We will sell shares of our common stock to GHS at a price equal to 100% of the lowest closing price of our common stock during the ten (10) consecutive trading day period ending on the date on which we deliver a put notice to GHS (the “Market Price”), and we will be obligated to simultaneously deliver the number of shares equal to120% of the put notice amount based on the Market Price. For example, if we delivered a put notice to GHS for $250,000, and the Market Price were $2.00/share, we would be obligated to issue GHS $300,000 of our common stock based 100% of the Market Price, or approximately 150,000 shares. The share premium GHS will receive with each put sale means that GHS will effectively be purchasing our shares at an approximately 17% discount to the Market Price.
In addition, the Financing Agreement (i) imposes an ownership limitation on GHS of 4.99% (i.e., GHS has no obligation to purchase shares if it beneficially owns more than 4.99% of our common stock), (ii) requires a minimum of ten (10) trading days between put notices, and (iii) prohibits any single Put Amount from exceeding $500,000.
In order for the Company to be eligible to deliver put notices to GHS, the following conditions must be met: (i) a registration statement shall be declared effective and remain effective; (ii) at all times during the period beginning on the related put notice date and ending on and including the related closing date of the put, the Company’s common stock shall have been listed or quoted for trading on OTC Markets or its equivalent and shall not have been suspended from trading thereon for a period of two (2) consecutive trading days during the open period; (iii) the Company has not defaulted or be in breach of the Financing Agreement; (iv) no injunction shall be issued or remain in force in connection with the purchase of the Company’s shares; and (v) the issuance of the shares will not violate any shareholder approval requirements of OTC Markets. If any of the events described above occurs during a pricing period, then GHS shall have not obligation to purchase the shares delivered in the Put Notice.
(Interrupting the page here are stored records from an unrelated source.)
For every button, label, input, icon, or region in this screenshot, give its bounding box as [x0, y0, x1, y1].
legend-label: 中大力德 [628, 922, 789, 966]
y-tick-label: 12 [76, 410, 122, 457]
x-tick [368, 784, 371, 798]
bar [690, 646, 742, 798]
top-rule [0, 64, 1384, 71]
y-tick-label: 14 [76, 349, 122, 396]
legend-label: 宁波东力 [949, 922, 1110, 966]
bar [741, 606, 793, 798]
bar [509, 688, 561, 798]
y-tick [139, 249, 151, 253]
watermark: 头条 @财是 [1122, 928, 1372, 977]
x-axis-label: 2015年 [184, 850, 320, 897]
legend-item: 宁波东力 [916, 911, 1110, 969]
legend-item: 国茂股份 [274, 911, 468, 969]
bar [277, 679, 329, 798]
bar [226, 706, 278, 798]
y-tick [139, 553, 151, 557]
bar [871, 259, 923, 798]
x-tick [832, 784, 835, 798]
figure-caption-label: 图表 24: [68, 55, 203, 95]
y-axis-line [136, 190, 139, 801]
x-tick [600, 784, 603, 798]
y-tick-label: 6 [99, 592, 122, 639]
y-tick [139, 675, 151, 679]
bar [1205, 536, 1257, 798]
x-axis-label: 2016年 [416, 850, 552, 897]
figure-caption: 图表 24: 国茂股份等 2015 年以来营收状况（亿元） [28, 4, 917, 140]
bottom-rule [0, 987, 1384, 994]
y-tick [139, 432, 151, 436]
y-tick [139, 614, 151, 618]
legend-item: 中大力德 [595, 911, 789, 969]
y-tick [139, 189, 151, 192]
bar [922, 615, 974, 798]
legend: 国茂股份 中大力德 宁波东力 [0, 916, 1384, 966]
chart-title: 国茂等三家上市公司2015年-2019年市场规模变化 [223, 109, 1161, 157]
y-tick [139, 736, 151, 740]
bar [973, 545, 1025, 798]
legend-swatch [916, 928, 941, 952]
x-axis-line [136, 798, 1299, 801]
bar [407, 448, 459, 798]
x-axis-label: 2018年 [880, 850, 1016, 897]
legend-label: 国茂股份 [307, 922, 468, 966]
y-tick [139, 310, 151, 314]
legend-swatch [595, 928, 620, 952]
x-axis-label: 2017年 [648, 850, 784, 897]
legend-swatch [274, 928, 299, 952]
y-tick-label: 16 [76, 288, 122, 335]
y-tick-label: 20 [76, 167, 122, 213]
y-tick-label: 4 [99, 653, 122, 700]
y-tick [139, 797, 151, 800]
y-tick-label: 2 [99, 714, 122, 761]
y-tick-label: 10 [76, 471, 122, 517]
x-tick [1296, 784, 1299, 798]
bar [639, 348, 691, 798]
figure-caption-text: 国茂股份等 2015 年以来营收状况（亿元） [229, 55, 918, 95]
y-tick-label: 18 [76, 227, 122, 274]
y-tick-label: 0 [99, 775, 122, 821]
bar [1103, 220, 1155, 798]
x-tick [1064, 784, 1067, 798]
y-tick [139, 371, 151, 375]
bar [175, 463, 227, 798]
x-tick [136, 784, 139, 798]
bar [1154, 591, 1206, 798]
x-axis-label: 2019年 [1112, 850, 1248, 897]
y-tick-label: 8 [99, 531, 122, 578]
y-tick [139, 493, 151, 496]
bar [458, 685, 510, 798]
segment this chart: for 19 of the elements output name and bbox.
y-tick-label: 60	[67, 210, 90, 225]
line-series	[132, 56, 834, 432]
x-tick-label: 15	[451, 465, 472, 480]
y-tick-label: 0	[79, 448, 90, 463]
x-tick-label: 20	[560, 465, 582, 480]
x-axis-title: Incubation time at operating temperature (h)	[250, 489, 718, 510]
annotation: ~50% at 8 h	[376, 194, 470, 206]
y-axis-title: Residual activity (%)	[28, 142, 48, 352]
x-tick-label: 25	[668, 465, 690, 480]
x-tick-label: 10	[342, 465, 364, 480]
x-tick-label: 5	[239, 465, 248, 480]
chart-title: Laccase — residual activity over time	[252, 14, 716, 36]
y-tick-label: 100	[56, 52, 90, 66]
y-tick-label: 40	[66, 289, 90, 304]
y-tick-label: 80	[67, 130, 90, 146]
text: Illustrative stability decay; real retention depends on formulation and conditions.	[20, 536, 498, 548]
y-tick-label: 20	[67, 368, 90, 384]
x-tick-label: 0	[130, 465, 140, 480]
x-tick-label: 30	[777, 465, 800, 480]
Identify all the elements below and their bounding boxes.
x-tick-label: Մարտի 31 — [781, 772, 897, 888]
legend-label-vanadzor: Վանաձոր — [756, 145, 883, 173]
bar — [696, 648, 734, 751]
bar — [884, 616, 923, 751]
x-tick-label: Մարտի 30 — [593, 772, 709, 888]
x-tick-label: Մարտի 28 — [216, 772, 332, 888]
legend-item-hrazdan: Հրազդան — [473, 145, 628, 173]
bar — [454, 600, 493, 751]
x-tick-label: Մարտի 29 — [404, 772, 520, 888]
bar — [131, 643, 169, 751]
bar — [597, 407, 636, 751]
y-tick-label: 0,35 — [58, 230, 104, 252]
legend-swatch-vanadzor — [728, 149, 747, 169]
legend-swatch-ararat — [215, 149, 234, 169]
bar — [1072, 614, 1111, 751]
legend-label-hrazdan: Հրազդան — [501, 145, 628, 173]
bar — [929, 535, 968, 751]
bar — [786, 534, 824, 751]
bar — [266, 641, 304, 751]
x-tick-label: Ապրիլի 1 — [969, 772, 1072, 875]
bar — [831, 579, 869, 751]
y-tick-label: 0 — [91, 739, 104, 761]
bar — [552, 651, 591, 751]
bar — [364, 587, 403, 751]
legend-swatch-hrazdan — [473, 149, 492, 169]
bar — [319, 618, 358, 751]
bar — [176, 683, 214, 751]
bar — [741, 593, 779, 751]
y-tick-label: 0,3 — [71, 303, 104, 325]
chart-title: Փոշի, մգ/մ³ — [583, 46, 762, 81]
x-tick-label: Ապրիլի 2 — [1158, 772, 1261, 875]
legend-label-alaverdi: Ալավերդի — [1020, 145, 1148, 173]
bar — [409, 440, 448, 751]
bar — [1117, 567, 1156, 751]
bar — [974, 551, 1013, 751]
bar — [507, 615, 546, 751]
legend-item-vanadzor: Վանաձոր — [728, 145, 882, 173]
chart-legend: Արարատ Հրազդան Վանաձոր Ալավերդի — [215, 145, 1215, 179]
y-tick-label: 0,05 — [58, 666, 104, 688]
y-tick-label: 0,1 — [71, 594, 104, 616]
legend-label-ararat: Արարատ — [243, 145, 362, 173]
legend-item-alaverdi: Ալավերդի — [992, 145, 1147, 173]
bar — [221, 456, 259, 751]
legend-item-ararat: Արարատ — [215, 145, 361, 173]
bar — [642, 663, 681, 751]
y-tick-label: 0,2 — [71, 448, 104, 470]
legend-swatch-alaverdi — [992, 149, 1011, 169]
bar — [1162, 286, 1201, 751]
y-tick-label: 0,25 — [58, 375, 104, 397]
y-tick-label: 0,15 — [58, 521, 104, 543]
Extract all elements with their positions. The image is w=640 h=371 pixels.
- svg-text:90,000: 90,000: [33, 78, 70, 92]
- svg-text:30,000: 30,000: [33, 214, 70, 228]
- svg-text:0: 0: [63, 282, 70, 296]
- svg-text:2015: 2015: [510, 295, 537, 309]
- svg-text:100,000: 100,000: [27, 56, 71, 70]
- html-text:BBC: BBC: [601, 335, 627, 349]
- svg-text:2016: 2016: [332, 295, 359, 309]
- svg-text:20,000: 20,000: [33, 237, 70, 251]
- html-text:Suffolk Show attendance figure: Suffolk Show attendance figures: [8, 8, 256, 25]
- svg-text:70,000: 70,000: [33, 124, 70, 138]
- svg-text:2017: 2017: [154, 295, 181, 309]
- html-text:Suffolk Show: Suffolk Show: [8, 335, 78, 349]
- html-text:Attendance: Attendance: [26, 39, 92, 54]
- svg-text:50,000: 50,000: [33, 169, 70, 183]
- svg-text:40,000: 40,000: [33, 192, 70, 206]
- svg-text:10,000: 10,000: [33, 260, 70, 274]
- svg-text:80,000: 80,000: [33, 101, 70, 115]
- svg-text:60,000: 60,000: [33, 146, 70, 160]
GHS is not permitted to engage in short sales involving our common stock, or to engage in other activities that could manipulate the market for our common stock, during the period commencing September 13, 2020, and continuing through the termination of the Financing Agreement. In accordance with Regulation SHO, however, sales of our common stock by GHS after delivery of a put notice of such number of shares reasonably expected to be purchased by GHS under a put will not be deemed short sales.
Neither the Financing Agreement nor any of our rights or GHS’s rights thereunder may be assigned to any other person.
Concurrently therewith, we entered into a registration rights agreement with GHS, pursuant to which we agreed to file a registration statement with the SEC for the registration of the secondary offering and resale of the shares to be acquired by GHS pursuant to the Financing Agreement and the 150,857 Commitment Shares and to have the registration statement declared effective by the SEC at the earliest possible date. Further, we are required to use commercially reasonable efforts to have this registration statement be declared effective no more than 30 days following the date this registration statement is originally filed.
The foregoing descriptions of the Financing Agreement and the Registration Rights Agreement are summaries, and are qualified in their entirety by reference to such documents, which are attached hereto as Exhibit 10.1 and Exhibit 10.2, respectively, and are incorporated herein by reference.